Rebounding from Rejection

Rejection can be devastating, but it doesn’t need to be. In life, there will be letdowns and rejection, sadly. Whether it be professional or interpersonal, it does not need to be devastating. I have the belief that not every opportunity is the right opportunity. This is true of romantic, social, and professional opportunities. Sometimes the current opportunity would block you from a bigger and better opportunity down the road. I have found that for my clients there has always been a better opportunity than the one they did not get. This can be true for you as well if you learn how to stay open after a rejection, which can be incredibly hard. I wish it was as easy as hearing this, but sadly it is not. It takes practice and preparation to be able to rebound from rejection, and today we are going to explore the steps in crafting a new perspective and understanding of opportunity and how to rebound from rejection.

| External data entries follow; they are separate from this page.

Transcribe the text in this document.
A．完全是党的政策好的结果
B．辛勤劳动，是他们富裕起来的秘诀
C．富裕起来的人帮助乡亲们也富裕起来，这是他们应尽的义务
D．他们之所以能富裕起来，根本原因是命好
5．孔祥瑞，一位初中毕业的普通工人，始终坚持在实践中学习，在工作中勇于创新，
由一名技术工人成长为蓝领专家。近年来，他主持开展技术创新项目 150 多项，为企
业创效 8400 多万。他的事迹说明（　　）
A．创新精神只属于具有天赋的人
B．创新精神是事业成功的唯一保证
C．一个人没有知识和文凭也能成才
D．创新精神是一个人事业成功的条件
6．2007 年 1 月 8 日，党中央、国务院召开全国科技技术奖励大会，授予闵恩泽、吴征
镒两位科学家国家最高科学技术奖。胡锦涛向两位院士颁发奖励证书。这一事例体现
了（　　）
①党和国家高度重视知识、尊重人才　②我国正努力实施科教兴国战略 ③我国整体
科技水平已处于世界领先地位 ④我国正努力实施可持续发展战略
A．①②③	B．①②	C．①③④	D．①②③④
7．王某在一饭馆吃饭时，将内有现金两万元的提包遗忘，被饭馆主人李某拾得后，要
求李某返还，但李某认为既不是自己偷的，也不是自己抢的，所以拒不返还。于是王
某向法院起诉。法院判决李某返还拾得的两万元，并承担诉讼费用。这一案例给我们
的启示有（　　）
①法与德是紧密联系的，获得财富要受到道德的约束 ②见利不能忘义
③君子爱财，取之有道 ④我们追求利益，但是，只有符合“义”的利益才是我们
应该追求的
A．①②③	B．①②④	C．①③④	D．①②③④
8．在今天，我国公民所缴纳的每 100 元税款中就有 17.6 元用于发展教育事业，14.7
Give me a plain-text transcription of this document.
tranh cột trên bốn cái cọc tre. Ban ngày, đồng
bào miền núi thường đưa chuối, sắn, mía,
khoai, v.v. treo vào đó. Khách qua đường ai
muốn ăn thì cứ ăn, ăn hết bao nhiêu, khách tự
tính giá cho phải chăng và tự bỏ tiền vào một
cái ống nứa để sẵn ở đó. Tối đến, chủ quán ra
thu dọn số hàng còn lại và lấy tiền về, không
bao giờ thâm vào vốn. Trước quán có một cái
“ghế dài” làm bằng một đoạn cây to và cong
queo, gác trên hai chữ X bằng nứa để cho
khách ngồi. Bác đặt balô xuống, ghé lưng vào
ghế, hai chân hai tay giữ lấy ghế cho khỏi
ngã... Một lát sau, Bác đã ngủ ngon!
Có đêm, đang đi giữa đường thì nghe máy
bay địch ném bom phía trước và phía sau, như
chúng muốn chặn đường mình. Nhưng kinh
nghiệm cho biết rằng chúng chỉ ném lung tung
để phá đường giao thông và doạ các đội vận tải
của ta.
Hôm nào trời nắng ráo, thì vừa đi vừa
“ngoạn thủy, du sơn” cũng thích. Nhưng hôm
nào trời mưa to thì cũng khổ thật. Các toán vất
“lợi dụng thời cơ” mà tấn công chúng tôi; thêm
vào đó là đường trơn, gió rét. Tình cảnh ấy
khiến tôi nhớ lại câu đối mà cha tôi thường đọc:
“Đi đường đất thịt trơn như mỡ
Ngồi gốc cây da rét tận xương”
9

When an opportunity presents itself, it is important to keep the opportunity in perspective. If it is the first of its kind, it can seem like a once-in-a-lifetime deal, but I promise you it is not. The first opportunity, whether it be a particular kind of person or position at a company, is simply one of many such opportunities. The first time an opportunity presents itself is an alert that you have arrived at a new set of circumstances and need to update where you are at in life. For example, if a particular type of person is now attracted to you, it is because of changes you have made. The same can be said of work and educational opportunities. As we grow, change, and evolve, so do our opportunities. Embrace that you are at a place where amazing and unexpected things are coming your way, and trust that they are not one-of-a-kind. A hard truth is that very little in life is one-of-a-kind.

Understanding and trusting that no opportunity is a once-in-a-lifetime opportunity will help keep any rejection in perspective. Another thing that can help is making a pros and cons list, because no opportunity is truly perfect. Every person and situation has negatives.Writing a pros and cons list will help you keep perspective as will having a plan. Make a plan for what you will do if the opportunity doesn’t pan out is empowering and shows that life goes on. If it is an interpersonal opportunity, will you keep doing what you are doing or switch things up? If it is a job or career opportunity, will you look for other such opportunities or try to improve your current situation? Knowing what your next step will be will limit how bad it feels. I think there is room to grieve a loss and suggest having a self-care night or weekend to allow yourself to grieve and then put your next steps plan into place. Having a plan will ensure that you can take steps to move forward and put the rejection behind you and heal.